Islam Wajib diterapkan Secara Menyeluruh
            Semua hukum tersebut wajib diterapkan. Tak ada yang lebih diistimewakan daripada lainnya. Karena semuanya berasal dari Allah SWT untuk manusia. Semua ayat dan hadist Nabi SAW yang memerintahkan kita untuk menerapkan Islam datang dalam bentuk umum. Menolak salah satu hukum Allah akan membawa status pembangkangan atau kekufuran sebagai mana yang disebutkan dalam Al Qur’an surat An Nisa’ 150-151:
إن الذين يكفرون بالله ورسله ويريدون أن يفرقون بين الله ورسله ويقولون نؤمن ببعض ونكفر ببعض ويريدون أن يتخذوا بين ذلك سبيلا . أولئك هم الكافرون حقا وأعتدنا للكافرين عذابا مهينا
Sesungguhnya orang-orang yang kafir kepada Allah dan rasul-rasul-Nya, dan bermaksud memperbedaakan antara (keimanan kepada) Allah dan rasul-rasul-Nya, dengan mengatakan: Kami beriman kepada  yang sebagian dan kami kafir sebagian terhadap sebahagian (yang lain)”, serta bermaksud (dengan perkataan itu) mengambil jalan (tengah) di antara yang demikian (iman atau kafir). Merekalah orang-orang kafir yang sebenar-benarnya. Kami telah menyediakan untuk orang-orang kafir itu siksaan yang menghinakan (An Nisa’ 150-151).
            Sebagaimana tidak boleh mengurangi hukum-hukum yang telah ditentukannya, tidak boleh pula menambah-nambahinya dengan hukum-hukum yang tidak bersumber dari Islam. Rasulullah SAW bersabda:
من أحدث في أمرنا هذا ما ليس منه فهو رد
Barang siapa yang membuat-buat dalam urusan (agama) kami ini amalan yang bukan bagian darinya, ia tertolak (HR Bukhori dan Muslim).
            Sejak diturunkannya Islam ke dunia, seluruh manusia wajib mengikatkan dirinya dengan syariat Islam, menerapkan, dan memberlakukan hukum-hukumnya. Kewajiban ini tercantum dalam nash-nash syara’, baik dalam Al Qur’an maupun Sunnah Rasulullah SAW.

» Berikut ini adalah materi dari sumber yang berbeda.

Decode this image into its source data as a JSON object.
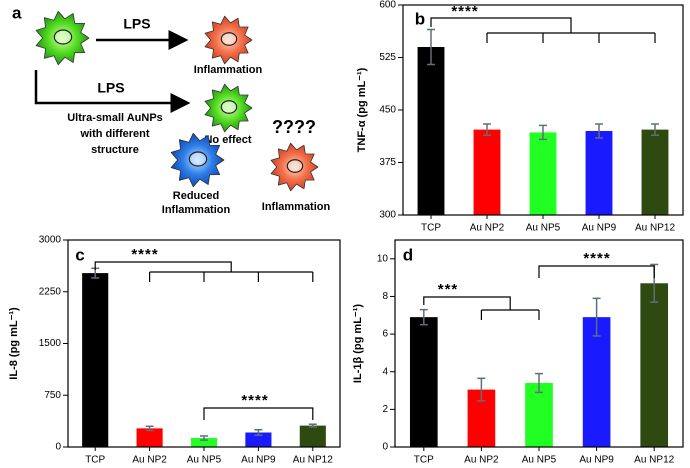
{
  "diagram": {
    "panel": "a",
    "arrow1_label": "LPS",
    "result1": "Inflammation",
    "arrow2_label": "LPS",
    "treatment": [
      "Ultra-small AuNPs",
      "with different",
      "structure"
    ],
    "result2": "No effect",
    "question": "????",
    "result3": [
      "Reduced",
      "Inflammation"
    ],
    "result4": "Inflammation"
  },
  "chart_data": [
    {
      "type": "bar",
      "panel": "b",
      "y_label": "TNF-α (pg mL⁻¹)",
      "categories": [
        "TCP",
        "Au NP2",
        "Au NP5",
        "Au NP9",
        "Au NP12"
      ],
      "values": [
        540,
        422,
        418,
        420,
        422
      ],
      "errors": [
        25,
        8,
        10,
        10,
        8
      ],
      "colors": [
        "#000000",
        "#ff0000",
        "#22ff22",
        "#1a1aff",
        "#2f4a10"
      ],
      "ylim": [
        300,
        600
      ],
      "yticks": [
        300,
        375,
        450,
        525,
        600
      ],
      "annotations": [
        "****"
      ]
    },
    {
      "type": "bar",
      "panel": "c",
      "y_label": "IL-8 (pg mL⁻¹)",
      "categories": [
        "TCP",
        "Au NP2",
        "Au NP5",
        "Au NP9",
        "Au NP12"
      ],
      "values": [
        2520,
        270,
        130,
        210,
        310
      ],
      "errors": [
        70,
        30,
        30,
        40,
        20
      ],
      "colors": [
        "#000000",
        "#ff0000",
        "#22ff22",
        "#1a1aff",
        "#2f4a10"
      ],
      "ylim": [
        0,
        3000
      ],
      "yticks": [
        0,
        750,
        1500,
        2250,
        3000
      ],
      "annotations": [
        "****",
        "****"
      ]
    },
    {
      "type": "bar",
      "panel": "d",
      "y_label": "IL-1β (pg mL⁻¹)",
      "categories": [
        "TCP",
        "Au NP2",
        "Au NP5",
        "Au NP9",
        "Au NP12"
      ],
      "values": [
        6.9,
        3.05,
        3.4,
        6.9,
        8.7
      ],
      "errors": [
        0.4,
        0.6,
        0.5,
        1.0,
        1.0
      ],
      "colors": [
        "#000000",
        "#ff0000",
        "#22ff22",
        "#1a1aff",
        "#2f4a10"
      ],
      "ylim": [
        0,
        11
      ],
      "yticks": [
        0,
        2,
        4,
        6,
        8,
        10
      ],
      "annotations": [
        "***",
        "****"
      ]
    }
  ]
}
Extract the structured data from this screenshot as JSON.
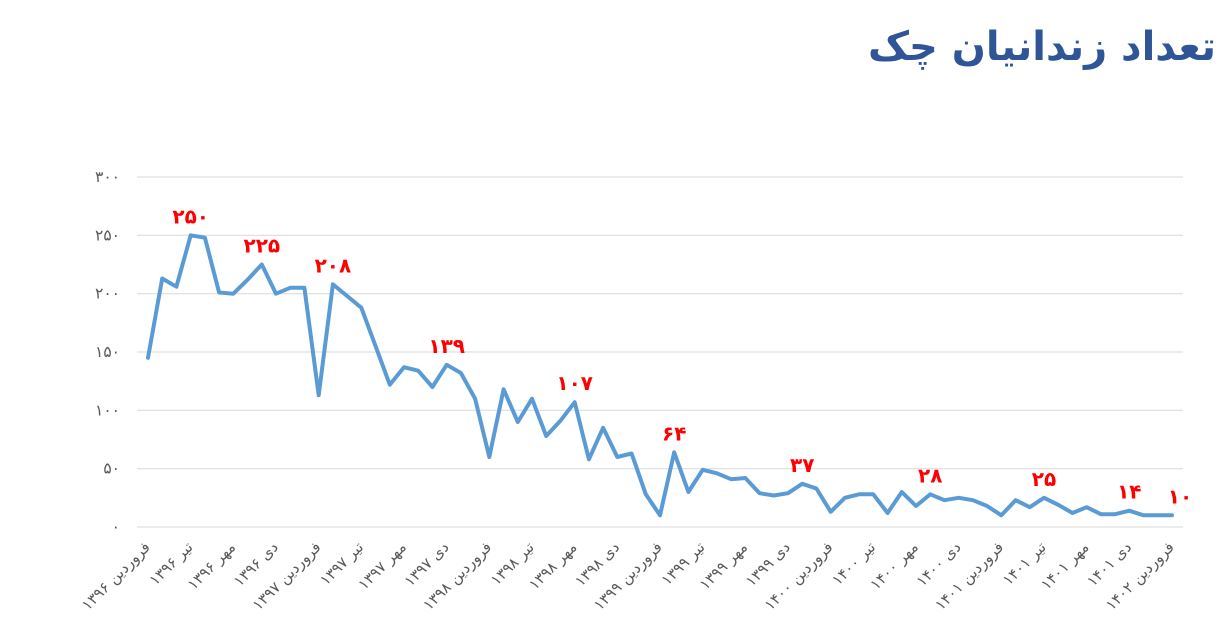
{
  "title": "تعداد زندانیان چک",
  "colors": {
    "title": "#2F5597",
    "line": "#5B9BD5",
    "data_label": "#FF0000",
    "axis_label": "#595959",
    "gridline": "#D9D9D9",
    "background": "#FFFFFF"
  },
  "chart_data": {
    "type": "line",
    "title": "تعداد زندانیان چک",
    "legend": "none",
    "grid": "horizontal",
    "ylim": [
      0,
      300
    ],
    "y_ticks": [
      {
        "value": 0,
        "label": "۰"
      },
      {
        "value": 50,
        "label": "۵۰"
      },
      {
        "value": 100,
        "label": "۱۰۰"
      },
      {
        "value": 150,
        "label": "۱۵۰"
      },
      {
        "value": 200,
        "label": "۲۰۰"
      },
      {
        "value": 250,
        "label": "۲۵۰"
      },
      {
        "value": 300,
        "label": "۳۰۰"
      }
    ],
    "x_tick_every": 3,
    "x_tick_labels": [
      "فروردین ۱۳۹۶",
      "تیر ۱۳۹۶",
      "مهر ۱۳۹۶",
      "دی ۱۳۹۶",
      "فروردین ۱۳۹۷",
      "تیر ۱۳۹۷",
      "مهر ۱۳۹۷",
      "دی ۱۳۹۷",
      "فروردین ۱۳۹۸",
      "تیر ۱۳۹۸",
      "مهر ۱۳۹۸",
      "دی ۱۳۹۸",
      "فروردین ۱۳۹۹",
      "تیر ۱۳۹۹",
      "مهر ۱۳۹۹",
      "دی ۱۳۹۹",
      "فروردین ۱۴۰۰",
      "تیر ۱۴۰۰",
      "مهر ۱۴۰۰",
      "دی ۱۴۰۰",
      "فروردین ۱۴۰۱",
      "تیر ۱۴۰۱",
      "مهر ۱۴۰۱",
      "دی ۱۴۰۱",
      "فروردین ۱۴۰۲"
    ],
    "values": [
      145,
      213,
      206,
      250,
      248,
      201,
      200,
      212,
      225,
      200,
      205,
      205,
      113,
      208,
      198,
      188,
      155,
      122,
      137,
      134,
      120,
      139,
      132,
      110,
      60,
      118,
      90,
      110,
      78,
      91,
      107,
      58,
      85,
      60,
      63,
      28,
      10,
      64,
      30,
      49,
      46,
      41,
      42,
      29,
      27,
      29,
      37,
      33,
      13,
      25,
      28,
      28,
      12,
      30,
      18,
      28,
      23,
      25,
      23,
      18,
      10,
      23,
      17,
      25,
      19,
      12,
      17,
      11,
      11,
      14,
      10,
      10,
      10
    ],
    "point_labels": [
      {
        "index": 3,
        "value": 250,
        "text": "۲۵۰"
      },
      {
        "index": 8,
        "value": 225,
        "text": "۲۲۵"
      },
      {
        "index": 13,
        "value": 208,
        "text": "۲۰۸"
      },
      {
        "index": 21,
        "value": 139,
        "text": "۱۳۹"
      },
      {
        "index": 30,
        "value": 107,
        "text": "۱۰۷"
      },
      {
        "index": 37,
        "value": 64,
        "text": "۶۴"
      },
      {
        "index": 46,
        "value": 37,
        "text": "۳۷"
      },
      {
        "index": 55,
        "value": 28,
        "text": "۲۸"
      },
      {
        "index": 63,
        "value": 25,
        "text": "۲۵"
      },
      {
        "index": 69,
        "value": 14,
        "text": "۱۴"
      },
      {
        "index": 72,
        "value": 10,
        "text": "۱۰"
      }
    ]
  }
}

            Dalam pandangan Islam, satu-satunya yang berhak membuat hukum adalah Allah SWT. Sedangkan manusia manusia diperintahkan mengabdi kepada-Nya dengan mentaati seluruh hukum-hukum-Nya. Allah SWT berfirman:
إن الحكم إلا لله أمر ألا تعبدوا إلا إياه ذلك الدين القيم  ولكن أكثر الناس لايعلمون
Menetapkan hukum hanya hak Allah. Dia telah memerintahkan agar kamu tidak menyembah selain Dia. Itulah agama yang lurus, tetapi kebanyakan manusia tidak mengetahui (QS Yusuf: 40).

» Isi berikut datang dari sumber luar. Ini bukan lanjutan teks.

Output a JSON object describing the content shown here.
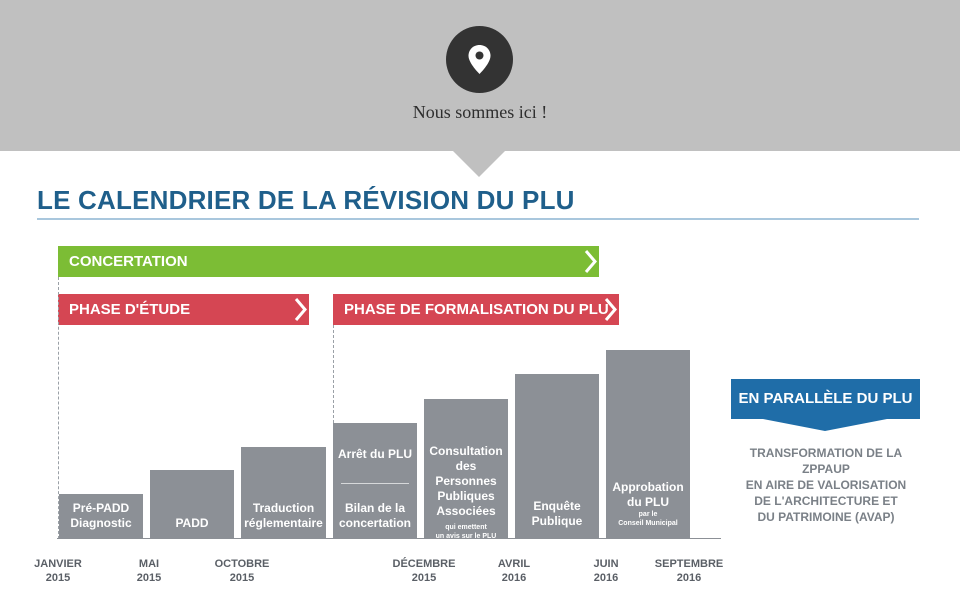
{
  "header": {
    "location_label": "Nous sommes ici !",
    "icon": "map-pin-icon",
    "band_color": "#c0c0c0"
  },
  "title": "LE CALENDRIER DE LA RÉVISION DU PLU",
  "colors": {
    "title": "#1f5f8b",
    "concertation": "#7cbd35",
    "phase": "#d54653",
    "bar": "#8c9096",
    "avap": "#1f6da8"
  },
  "bands": {
    "concertation": "CONCERTATION",
    "phase_etude": "PHASE D'ÉTUDE",
    "phase_formalisation": "PHASE DE FORMALISATION DU PLU"
  },
  "steps": [
    {
      "lines": [
        "Pré-PADD",
        "Diagnostic"
      ]
    },
    {
      "lines": [
        "PADD"
      ]
    },
    {
      "lines": [
        "Traduction",
        "réglementaire"
      ]
    },
    {
      "top": "Arrêt du PLU",
      "lines": [
        "Bilan de la",
        "concertation"
      ]
    },
    {
      "lines": [
        "Consultation",
        "des Personnes",
        "Publiques",
        "Associées"
      ],
      "sub": [
        "qui emettent",
        "un avis sur le PLU"
      ]
    },
    {
      "lines": [
        "Enquête",
        "Publique"
      ]
    },
    {
      "lines": [
        "Approbation",
        "du PLU"
      ],
      "sub": [
        "par le",
        "Conseil Municipal"
      ]
    }
  ],
  "timeline": [
    {
      "month": "JANVIER",
      "year": "2015"
    },
    {
      "month": "MAI",
      "year": "2015"
    },
    {
      "month": "OCTOBRE",
      "year": "2015"
    },
    {
      "month": "DÉCEMBRE",
      "year": "2015"
    },
    {
      "month": "AVRIL",
      "year": "2016"
    },
    {
      "month": "JUIN",
      "year": "2016"
    },
    {
      "month": "SEPTEMBRE",
      "year": "2016"
    }
  ],
  "avap": {
    "banner": "EN PARALLÈLE DU PLU",
    "lines": [
      "TRANSFORMATION DE LA ZPPAUP",
      "EN AIRE DE VALORISATION",
      "DE L'ARCHITECTURE ET",
      "DU PATRIMOINE (AVAP)"
    ]
  }
}
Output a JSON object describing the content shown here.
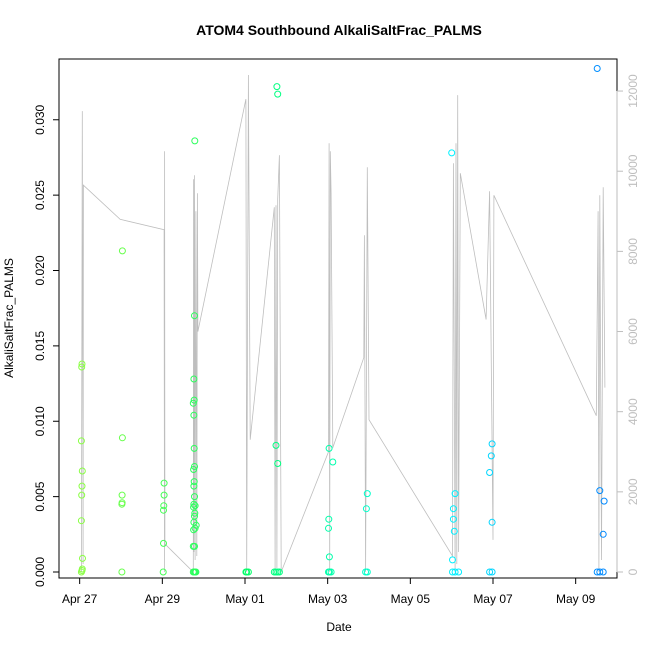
{
  "chart_data": {
    "type": "scatter",
    "title": "ATOM4 Southbound AlkaliSaltFrac_PALMS",
    "xlabel": "Date",
    "ylabel": "AlkaliSaltFrac_PALMS",
    "xlim": [
      "2017-04-26T12:00",
      "2017-05-10T00:00"
    ],
    "ylim": [
      0,
      0.0335
    ],
    "y2lim": [
      0,
      12600
    ],
    "x_ticks": [
      {
        "label": "Apr 27",
        "value": "2017-04-27"
      },
      {
        "label": "Apr 29",
        "value": "2017-04-29"
      },
      {
        "label": "May 01",
        "value": "2017-05-01"
      },
      {
        "label": "May 03",
        "value": "2017-05-03"
      },
      {
        "label": "May 05",
        "value": "2017-05-05"
      },
      {
        "label": "May 07",
        "value": "2017-05-07"
      },
      {
        "label": "May 09",
        "value": "2017-05-09"
      }
    ],
    "y_ticks": [
      {
        "label": "0.000",
        "value": 0
      },
      {
        "label": "0.005",
        "value": 0.005
      },
      {
        "label": "0.010",
        "value": 0.01
      },
      {
        "label": "0.015",
        "value": 0.015
      },
      {
        "label": "0.020",
        "value": 0.02
      },
      {
        "label": "0.025",
        "value": 0.025
      },
      {
        "label": "0.030",
        "value": 0.03
      }
    ],
    "y2_ticks": [
      {
        "label": "0",
        "value": 0
      },
      {
        "label": "2000",
        "value": 2000
      },
      {
        "label": "4000",
        "value": 4000
      },
      {
        "label": "6000",
        "value": 6000
      },
      {
        "label": "8000",
        "value": 8000
      },
      {
        "label": "10000",
        "value": 10000
      },
      {
        "label": "12000",
        "value": 12000
      }
    ],
    "grid": false,
    "legend": "none",
    "colors": {
      "line": "#bebebe",
      "axis": "#000000",
      "y2_axis": "#bebebe",
      "point_scale": [
        "#9dff3f",
        "#00ff66",
        "#00ffff",
        "#0080ff"
      ]
    },
    "altitude_series": [
      [
        "2017-04-27T01:00",
        0
      ],
      [
        "2017-04-27T01:30",
        11500
      ],
      [
        "2017-04-27T02:00",
        200
      ],
      [
        "2017-04-27T02:10",
        9650
      ],
      [
        "2017-04-27T23:30",
        8800
      ],
      [
        "2017-04-29T01:00",
        8540
      ],
      [
        "2017-04-29T01:15",
        0
      ],
      [
        "2017-04-29T01:20",
        10500
      ],
      [
        "2017-04-29T01:30",
        700
      ],
      [
        "2017-04-29T18:00",
        0
      ],
      [
        "2017-04-29T18:10",
        9800
      ],
      [
        "2017-04-29T18:20",
        500
      ],
      [
        "2017-04-29T18:40",
        9900
      ],
      [
        "2017-04-29T19:00",
        300
      ],
      [
        "2017-04-29T19:30",
        9000
      ],
      [
        "2017-04-29T20:00",
        400
      ],
      [
        "2017-04-29T20:20",
        9450
      ],
      [
        "2017-04-29T20:40",
        6000
      ],
      [
        "2017-05-01T00:30",
        11800
      ],
      [
        "2017-05-01T01:00",
        0
      ],
      [
        "2017-05-01T02:00",
        12400
      ],
      [
        "2017-05-01T03:00",
        3300
      ],
      [
        "2017-05-01T17:00",
        9100
      ],
      [
        "2017-05-01T17:30",
        0
      ],
      [
        "2017-05-01T18:00",
        9150
      ],
      [
        "2017-05-01T18:30",
        100
      ],
      [
        "2017-05-01T19:00",
        9300
      ],
      [
        "2017-05-01T20:00",
        10400
      ],
      [
        "2017-05-01T21:00",
        0
      ],
      [
        "2017-05-03T00:30",
        3000
      ],
      [
        "2017-05-03T00:50",
        10700
      ],
      [
        "2017-05-03T01:10",
        0
      ],
      [
        "2017-05-03T01:30",
        10500
      ],
      [
        "2017-05-03T02:00",
        9450
      ],
      [
        "2017-05-03T03:00",
        3100
      ],
      [
        "2017-05-03T21:00",
        5350
      ],
      [
        "2017-05-03T21:20",
        8400
      ],
      [
        "2017-05-03T22:00",
        0
      ],
      [
        "2017-05-03T23:00",
        10100
      ],
      [
        "2017-05-04T00:00",
        3800
      ],
      [
        "2017-05-06T00:30",
        400
      ],
      [
        "2017-05-06T01:00",
        10200
      ],
      [
        "2017-05-06T02:00",
        0
      ],
      [
        "2017-05-06T02:30",
        10700
      ],
      [
        "2017-05-06T03:00",
        200
      ],
      [
        "2017-05-06T03:30",
        11900
      ],
      [
        "2017-05-06T04:00",
        500
      ],
      [
        "2017-05-06T05:00",
        9950
      ],
      [
        "2017-05-06T20:00",
        6300
      ],
      [
        "2017-05-06T22:00",
        9500
      ],
      [
        "2017-05-07T00:00",
        800
      ],
      [
        "2017-05-07T00:30",
        9400
      ],
      [
        "2017-05-09T12:00",
        3900
      ],
      [
        "2017-05-09T13:00",
        9000
      ],
      [
        "2017-05-09T13:30",
        0
      ],
      [
        "2017-05-09T14:00",
        9400
      ],
      [
        "2017-05-09T15:00",
        300
      ],
      [
        "2017-05-09T16:00",
        9600
      ],
      [
        "2017-05-09T17:00",
        4600
      ]
    ],
    "points": [
      [
        "2017-04-27T01:00",
        0.0
      ],
      [
        "2017-04-27T01:20",
        0.0001
      ],
      [
        "2017-04-27T01:30",
        0.0002
      ],
      [
        "2017-04-27T01:40",
        0.0009
      ],
      [
        "2017-04-27T01:00",
        0.0034
      ],
      [
        "2017-04-27T01:10",
        0.0051
      ],
      [
        "2017-04-27T01:20",
        0.0057
      ],
      [
        "2017-04-27T01:30",
        0.0067
      ],
      [
        "2017-04-27T01:00",
        0.0087
      ],
      [
        "2017-04-27T01:10",
        0.0136
      ],
      [
        "2017-04-27T01:20",
        0.0138
      ],
      [
        "2017-04-28T00:30",
        0.0
      ],
      [
        "2017-04-28T00:30",
        0.0045
      ],
      [
        "2017-04-28T00:40",
        0.0046
      ],
      [
        "2017-04-28T00:40",
        0.0051
      ],
      [
        "2017-04-28T00:50",
        0.0089
      ],
      [
        "2017-04-28T00:50",
        0.0213
      ],
      [
        "2017-04-29T00:30",
        0.0
      ],
      [
        "2017-04-29T00:40",
        0.0019
      ],
      [
        "2017-04-29T00:40",
        0.0041
      ],
      [
        "2017-04-29T00:50",
        0.0044
      ],
      [
        "2017-04-29T01:00",
        0.0051
      ],
      [
        "2017-04-29T01:00",
        0.0059
      ],
      [
        "2017-04-29T18:00",
        0.0
      ],
      [
        "2017-04-29T18:30",
        0.0
      ],
      [
        "2017-04-29T19:00",
        0.0
      ],
      [
        "2017-04-29T19:30",
        0.0
      ],
      [
        "2017-04-29T18:00",
        0.0017
      ],
      [
        "2017-04-29T18:40",
        0.0017
      ],
      [
        "2017-04-29T18:10",
        0.0028
      ],
      [
        "2017-04-29T18:20",
        0.0033
      ],
      [
        "2017-04-29T18:40",
        0.0037
      ],
      [
        "2017-04-29T18:50",
        0.0039
      ],
      [
        "2017-04-29T19:00",
        0.0029
      ],
      [
        "2017-04-29T18:10",
        0.0043
      ],
      [
        "2017-04-29T18:20",
        0.0045
      ],
      [
        "2017-04-29T18:40",
        0.005
      ],
      [
        "2017-04-29T19:00",
        0.0044
      ],
      [
        "2017-04-29T18:20",
        0.0057
      ],
      [
        "2017-04-29T18:30",
        0.006
      ],
      [
        "2017-04-29T18:10",
        0.0068
      ],
      [
        "2017-04-29T18:30",
        0.0082
      ],
      [
        "2017-04-29T18:20",
        0.0104
      ],
      [
        "2017-04-29T18:00",
        0.0112
      ],
      [
        "2017-04-29T18:30",
        0.0114
      ],
      [
        "2017-04-29T18:20",
        0.0128
      ],
      [
        "2017-04-29T18:40",
        0.017
      ],
      [
        "2017-04-29T18:50",
        0.0286
      ],
      [
        "2017-04-29T18:40",
        0.007
      ],
      [
        "2017-04-29T19:40",
        0.0031
      ],
      [
        "2017-05-01T00:30",
        0.0
      ],
      [
        "2017-05-01T01:00",
        0.0
      ],
      [
        "2017-05-01T02:00",
        0.0
      ],
      [
        "2017-05-01T17:00",
        0.0
      ],
      [
        "2017-05-01T18:00",
        0.0
      ],
      [
        "2017-05-01T19:00",
        0.0
      ],
      [
        "2017-05-01T20:00",
        0.0
      ],
      [
        "2017-05-01T18:00",
        0.0084
      ],
      [
        "2017-05-01T19:00",
        0.0072
      ],
      [
        "2017-05-01T19:00",
        0.0317
      ],
      [
        "2017-05-01T18:30",
        0.0322
      ],
      [
        "2017-05-03T00:30",
        0.0
      ],
      [
        "2017-05-03T01:00",
        0.0
      ],
      [
        "2017-05-03T02:00",
        0.0
      ],
      [
        "2017-05-03T00:30",
        0.0029
      ],
      [
        "2017-05-03T00:40",
        0.0035
      ],
      [
        "2017-05-03T00:50",
        0.0082
      ],
      [
        "2017-05-03T01:00",
        0.001
      ],
      [
        "2017-05-03T03:00",
        0.0073
      ],
      [
        "2017-05-03T22:00",
        0.0
      ],
      [
        "2017-05-03T23:00",
        0.0
      ],
      [
        "2017-05-03T22:30",
        0.0042
      ],
      [
        "2017-05-03T23:00",
        0.0052
      ],
      [
        "2017-05-06T00:30",
        0.0
      ],
      [
        "2017-05-06T02:00",
        0.0
      ],
      [
        "2017-05-06T04:00",
        0.0
      ],
      [
        "2017-05-06T00:30",
        0.0008
      ],
      [
        "2017-05-06T01:00",
        0.0042
      ],
      [
        "2017-05-06T02:00",
        0.0052
      ],
      [
        "2017-05-06T01:30",
        0.0027
      ],
      [
        "2017-05-06T01:00",
        0.0035
      ],
      [
        "2017-05-06T00:00",
        0.0278
      ],
      [
        "2017-05-06T22:00",
        0.0
      ],
      [
        "2017-05-06T23:30",
        0.0
      ],
      [
        "2017-05-06T22:00",
        0.0066
      ],
      [
        "2017-05-06T23:00",
        0.0077
      ],
      [
        "2017-05-06T23:30",
        0.0085
      ],
      [
        "2017-05-06T23:30",
        0.0033
      ],
      [
        "2017-05-09T12:30",
        0.0
      ],
      [
        "2017-05-09T14:00",
        0.0
      ],
      [
        "2017-05-09T16:00",
        0.0
      ],
      [
        "2017-05-09T14:00",
        0.0054
      ],
      [
        "2017-05-09T16:30",
        0.0047
      ],
      [
        "2017-05-09T16:00",
        0.0025
      ],
      [
        "2017-05-09T12:30",
        0.0334
      ]
    ]
  }
}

            Allah SWT memerintahkan kaum muslimin untuk berpegang teguh dengan apa yang telah diputuskan Allah dan Rasul-Nya. Tidak patut bagi mereka memiliki pilihan keputusan, peraturan, dan hukum lain, setelah ada ketetapan dari Allah dan Rasul-Nya. Allah SWT berfirman:
وماكان لمؤمن ولامؤمنة إذا قضر الله ورسوله أمرا أن يكون لهم الخيرة من أمرهم
Dan tidaklah patut bagi laki-laki yang mukmin dan tidak (pula) wanita yang mukmin, apabila Allah dan Rasul-Nya telah menetapkan suatu ketetapan, akan ada bagi mereka pilihan (yang lain) tentang urusan mereka (QS Al Ahzab: 36).
            Allah SWT telah memerintahkan kepada Rasul-Nya yang mulia --yang berati juga perintah kepada umatnya-- untuk memberikan keputusan berdasarkan hukum yang telah diturunkan Allah, dan waspada supaya tidak dipalingkan manusia dari sebagian yang diturunkan Allah, serta tidak menyimpang sedikit pun dari hukum Allh SWT. Allah SWT berfirman:
وأن احكم بينهم بما أنزل الله ولاتتبع أهواءهم واحذرهم أن يفتنوك عن بعض بما أنزل الله إليك
“Dan handaklah kamu memutuskan hukum di antara mereka menurut apa yang diturunkan Allah. Dan janganlah kamu mengikuti hawa nafsu mereka. Dan berhati-hatilah dengan tipu daya mereka, supaya mereka tidak memalingkan kamu dari sebagian apa yang diturunkan Allah SWT kepadamu” (QS Al Maidah: 49).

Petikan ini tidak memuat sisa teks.